Pomysł nie mój- moja Babunia ma kuzynkę we Francji i wieki temu właśnie ona przywiozła jej pierwsze słoiczki- miód był nie tylko z kwiatów lawendy, ale i z lawendą w słoiczkach:)
UsuńPiękna lawenda, zapachniało aż u mnie:)
OdpowiedzUsuńtym zapachem wprost się upajam:)
Usuńmusi pysznie smakować:) A Twoja Lady ma hipnotyzujące spojrzenie:) i te rzęski, śliczne oczka!
OdpowiedzUsuńOj, smakuje:)
UsuńA z Lady, obawiam się, że wyrośnie nam mała flirciara;)
Ależ piękna doniczka!!!Niesamowita,a przepis na miód na pewno wykorzystam i oczywiście pokażę jak zrobię:)
OdpowiedzUsuńBeatko, zakochałam się w tych doniczkach- często tak mam, że coś zobaczę i później już za nic w świecie bym tego nie oddała:)
UsuńAle Lady ma oczy!! :) cudne...
OdpowiedzUsuńpomysł na miodzik lawendowy do przetestowania jak tylko lawenda będzie ;) hehe
donica piękna!
testuj, kochana, koniecznie:)
UsuńJa na jutro zaplanowałam lawendowe ciasteczka:)
Zgadzam się z Tobą w pełni, że miód lawendowy jest genialny w smaku :) Próbowałam, zakupiłam, ale w Chorwacji ;) A lawendę hoduję od jakiegoś tygodnia, tylko nie mam takiej pięknej doniczki jak Ty ;) Namówiłaś mnie na zrobienie takiego miodziku ;)
OdpowiedzUsuńP.S. Twoja Córa ma niesamowite oczy!!! :)
nie smakuje może identycznie, jak od francuskich czy chorwackich pszczółek, ale i tak jest pyszny:)
Usuńnapewno muszę spróbować!!!mam wszystko i lawendę i miodek:)mmm...czuje że będzie pysznie!!!
OdpowiedzUsuńbędzie, obiecuję:D
UsuńI znów u Ciebie Ilonko piękno i tylko piękno...Podziwiam...
OdpowiedzUsuńBasiu, czasem jest i mniej pięknie, bo i oczy podkrążone po nocnych z Kornelką dyskusjach, i włosy w totalnym nieładzie, ale... Wszystkie to znamy, więc i trochę piękna trzeba sobie zaserwować:)
UsuńAle dzieciątko ma piękne oczka! :) Pozdrawiam
OdpowiedzUsuńlawendowe przyjemności ,Mała niech rosnie na zdrowie ;)
OdpowiedzUsuńa cudna metalowa osłonka !
pozdrawiam
dziękuję, Agnieszko, na szczęście faktycznie niemal nam nie choruje- oby tak dalej:)
OdpowiedzUsuńTaki miód to sama rozkosz:)Piękne zdjęcia♥
OdpowiedzUsuńdziękuję:)
OdpowiedzUsuńA miodzio taki uwielbiam rozsmarowany na świeżutkim twarożku:)
o jej, nie wiedziałam, że tak można:)))
OdpowiedzUsuńJa to po prostu uwielbiam miody różnego rodzaju, no i moja rodzina w sumie też i chętnie dodaję je do różnych posiłków.

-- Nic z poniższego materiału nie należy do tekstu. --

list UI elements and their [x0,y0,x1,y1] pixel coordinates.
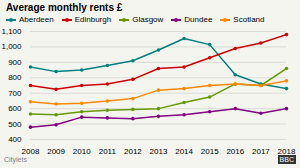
html-text:Dundee: Dundee [184,15,213,24]
svg-text:2016: 2016 [226,147,244,155]
svg-text:2017: 2017 [252,147,270,155]
svg-text:2009: 2009 [47,147,65,155]
html-text:Edinburgh: Edinburgh [74,15,112,24]
svg-text:2012: 2012 [124,147,142,155]
svg-text:400: 400 [8,135,22,144]
svg-text:1,100: 1,100 [1,27,22,36]
svg-text:2014: 2014 [175,147,193,155]
svg-text:2011: 2011 [99,147,117,155]
svg-text:2015: 2015 [201,147,219,155]
html-text:Average monthly rents £: Average monthly rents £ [6,2,123,13]
svg-text:2013: 2013 [150,147,168,155]
svg-text:2018: 2018 [278,147,296,155]
svg-text:800: 800 [8,73,22,82]
svg-text:2008: 2008 [22,147,40,155]
html-text:Scotland: Scotland [233,15,265,24]
html-text:Aberdeen: Aberdeen [19,15,54,24]
svg-text:600: 600 [8,104,22,113]
html-text:Citylets: Citylets [4,156,27,163]
svg-text:700: 700 [8,89,22,98]
html-text:Glasgow: Glasgow [132,15,164,24]
svg-text:2010: 2010 [73,147,91,155]
svg-text:500: 500 [8,120,22,129]
html-text:BBC: BBC [279,156,294,163]
svg-text:1,000: 1,000 [1,42,22,51]
svg-text:900: 900 [8,58,22,67]
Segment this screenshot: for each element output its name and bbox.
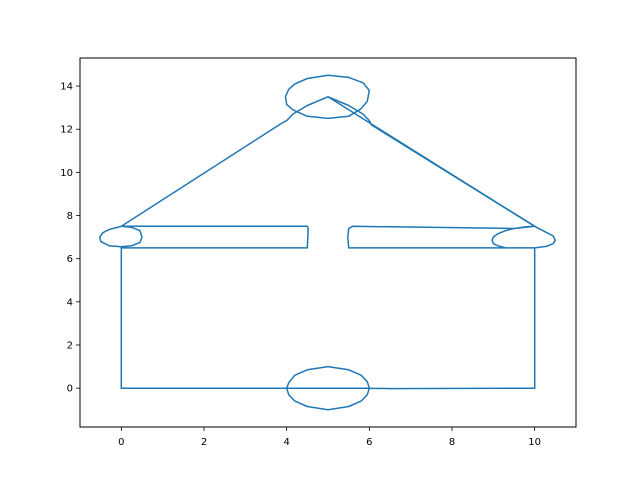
series-line-3 (284, 74, 371, 120)
y-axis: 0 2 4 6 8 10 12 14 (60, 82, 80, 395)
plot-lines (99, 74, 557, 411)
x-tick-label: 2 (201, 437, 207, 448)
y-tick-label: 2 (67, 341, 73, 352)
x-tick-label: 10 (528, 437, 541, 448)
x-tick-label: 4 (283, 437, 289, 448)
y-tick-label: 10 (60, 168, 73, 179)
x-tick-label: 8 (449, 437, 455, 448)
y-tick-label: 14 (60, 82, 73, 93)
x-tick-label: 0 (118, 437, 124, 448)
plot-frame (79, 57, 577, 428)
y-tick-label: 4 (67, 297, 73, 308)
x-tick-label: 6 (366, 437, 372, 448)
x-axis: 0 2 4 6 8 10 (118, 427, 541, 448)
series-line-2 (327, 96, 536, 228)
y-tick-label: 0 (67, 384, 73, 395)
y-tick-label: 12 (60, 125, 73, 136)
series-line-1 (99, 96, 557, 411)
y-tick-label: 8 (67, 211, 73, 222)
y-tick-label: 6 (67, 254, 73, 265)
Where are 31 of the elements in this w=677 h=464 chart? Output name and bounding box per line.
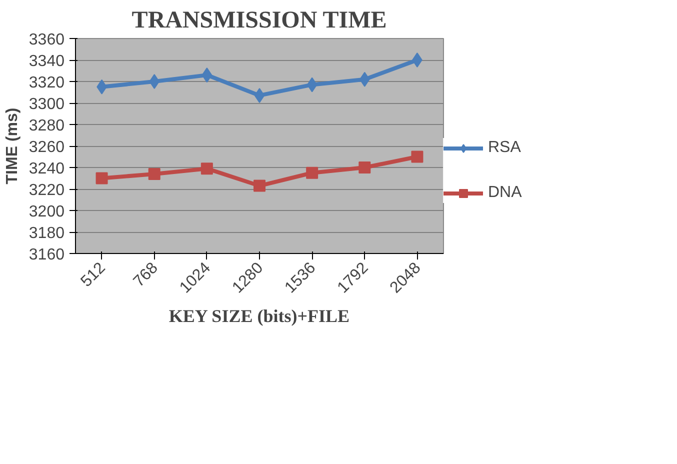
x-tick-label: 768 <box>130 259 162 290</box>
point <box>254 180 266 192</box>
chart-title: TRANSMISSION TIME <box>132 8 387 34</box>
x-axis-title: KEY SIZE (bits)+FILE <box>168 306 350 326</box>
x-tick-label: 512 <box>78 259 109 290</box>
point <box>254 88 265 103</box>
y-tick-label: 3340 <box>28 53 65 70</box>
legend-label: DNA <box>488 184 522 202</box>
point <box>358 162 371 174</box>
point <box>96 172 108 184</box>
point <box>412 52 422 68</box>
y-tick-label: 3200 <box>28 204 65 220</box>
y-tick-label: 3160 <box>28 246 65 264</box>
y-tick-label: 3260 <box>28 139 65 156</box>
legend-label: RSA <box>488 139 521 157</box>
point <box>202 68 212 83</box>
point <box>411 150 424 163</box>
y-axis-title: TIME (ms) <box>4 108 21 184</box>
point <box>306 166 318 179</box>
point <box>306 77 318 92</box>
y-tick-label: 3360 <box>28 32 65 48</box>
point <box>149 74 160 89</box>
point <box>200 162 213 175</box>
y-tick-label: 3220 <box>28 182 65 199</box>
point <box>148 168 160 180</box>
y-tick-label: 3240 <box>28 160 65 178</box>
y-tick-label: 3320 <box>28 74 65 92</box>
y-tick-label: 3180 <box>28 225 65 242</box>
y-tick-label: 3280 <box>28 118 65 134</box>
y-tick-label: 3300 <box>28 96 65 113</box>
point <box>359 72 370 87</box>
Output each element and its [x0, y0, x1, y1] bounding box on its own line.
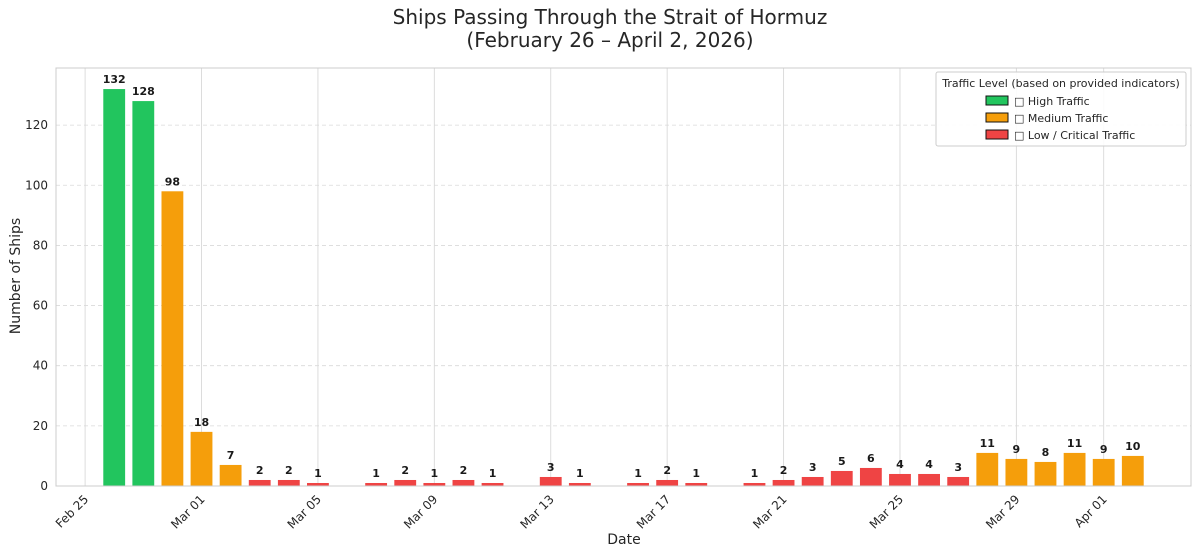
bar — [365, 482, 388, 486]
bar — [307, 482, 329, 486]
chart-title: Ships Passing Through the Strait of Horm… — [393, 5, 828, 29]
legend-box — [935, 71, 1187, 147]
legend-swatch-high — [985, 95, 1009, 106]
bar — [1005, 458, 1028, 486]
bar — [656, 479, 679, 486]
x-tick-label: Mar 21 — [750, 492, 789, 531]
bar-value-label: 1 — [314, 467, 322, 480]
bar-value-label: 1 — [751, 467, 759, 480]
bar-value-label: 5 — [838, 455, 846, 468]
y-tick-label: 100 — [25, 178, 48, 192]
bar-value-label: 2 — [256, 464, 264, 477]
legend-label-high: □ High Traffic — [1014, 95, 1090, 108]
bar-value-label: 4 — [925, 458, 933, 471]
bar — [161, 191, 184, 486]
bar — [1063, 452, 1086, 486]
bar-value-label: 6 — [867, 452, 875, 465]
y-tick-label: 60 — [33, 299, 48, 313]
legend: Traffic Level (based on provided indicat… — [935, 71, 1187, 147]
bar-value-label: 8 — [1042, 446, 1050, 459]
bar-value-label: 7 — [227, 449, 235, 462]
bar — [889, 473, 911, 486]
y-tick-label: 80 — [33, 238, 48, 252]
bar — [1092, 458, 1115, 486]
bar-value-label: 3 — [547, 461, 555, 474]
x-tick-label: Apr 01 — [1072, 492, 1110, 530]
bar-value-label: 9 — [1013, 443, 1021, 456]
bar — [568, 482, 591, 486]
bar-value-label: 9 — [1100, 443, 1108, 456]
y-tick-label: 120 — [25, 118, 48, 132]
bar — [627, 482, 649, 486]
plot-frame — [55, 67, 1192, 487]
bar-value-label: 1 — [431, 467, 439, 480]
bar-value-label: 2 — [663, 464, 671, 477]
bar — [190, 431, 213, 486]
y-tick-label: 20 — [33, 419, 48, 433]
bar-value-label: 10 — [1125, 440, 1141, 453]
bar — [219, 464, 242, 486]
x-tick-label: Mar 01 — [168, 492, 207, 531]
bar — [685, 482, 708, 486]
bar — [423, 482, 446, 486]
bar — [1121, 455, 1144, 486]
bar — [452, 479, 475, 486]
bar-value-label: 2 — [460, 464, 468, 477]
bar-value-label: 1 — [576, 467, 584, 480]
bar-value-label: 1 — [692, 467, 700, 480]
bar-value-label: 11 — [1067, 437, 1082, 450]
bar — [132, 101, 155, 487]
x-tick-label: Mar 25 — [867, 492, 906, 531]
bar — [801, 476, 824, 486]
bar-value-label: 1 — [634, 467, 642, 480]
chart-subtitle: (February 26 – April 2, 2026) — [466, 28, 753, 52]
bar — [277, 479, 300, 486]
x-tick-label: Mar 05 — [285, 492, 324, 531]
bar — [103, 89, 126, 487]
bar — [1034, 461, 1057, 486]
bar — [743, 482, 766, 486]
bar — [859, 467, 882, 486]
bar-value-label: 18 — [194, 416, 209, 429]
legend-swatch-low — [985, 129, 1009, 140]
bar — [394, 479, 417, 486]
bar-value-label: 98 — [165, 175, 180, 188]
bar — [248, 479, 271, 486]
bar-value-label: 1 — [372, 467, 380, 480]
bar-value-label: 132 — [103, 73, 126, 86]
bar — [539, 476, 562, 486]
x-tick-label: Mar 09 — [401, 492, 440, 531]
x-axis-label: Date — [607, 532, 640, 548]
bar — [772, 479, 795, 486]
legend-swatch-medium — [985, 112, 1009, 123]
x-tick-label: Mar 17 — [634, 492, 673, 531]
x-tick-label: Mar 29 — [983, 492, 1022, 531]
bar — [976, 452, 999, 486]
bar-value-label: 4 — [896, 458, 904, 471]
x-tick-label: Mar 13 — [517, 492, 556, 531]
bar-value-label: 1 — [489, 467, 497, 480]
bar-value-label: 3 — [954, 461, 962, 474]
bar-value-label: 128 — [132, 85, 155, 98]
bar-value-label: 2 — [401, 464, 409, 477]
y-axis-label: Number of Ships — [8, 218, 24, 334]
bar-value-label: 11 — [980, 437, 995, 450]
bar — [918, 473, 940, 486]
legend-label-low: □ Low / Critical Traffic — [1014, 129, 1135, 142]
legend-label-medium: □ Medium Traffic — [1014, 112, 1108, 125]
y-tick-label: 0 — [40, 479, 48, 493]
bar-value-label: 2 — [285, 464, 293, 477]
x-tick-label: Feb 25 — [53, 492, 91, 530]
bar-value-label: 3 — [809, 461, 817, 474]
bar — [481, 482, 504, 486]
bar-value-label: 2 — [780, 464, 788, 477]
bar — [947, 476, 970, 486]
bar — [830, 470, 853, 486]
y-tick-label: 40 — [33, 359, 48, 373]
legend-title: Traffic Level (based on provided indicat… — [941, 77, 1180, 90]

Miód bardzo często kupuję online, bo tutaj można znaleźć przeróżne rodzaje, często niespotykane. Powinniście też zerknąć sobie na stronę https://konesermiodu.pl/ , z tego względu, że mają oryginalne miody z różnych zakątków. Każdy naprawdę smakuje inaczej. U nas miód w kuchni to podstawa, bo dodajemy do wielu różnych potraw i oczywiście też miód sprawdza się na poprawę stanu zdrowia. Korzystajcie!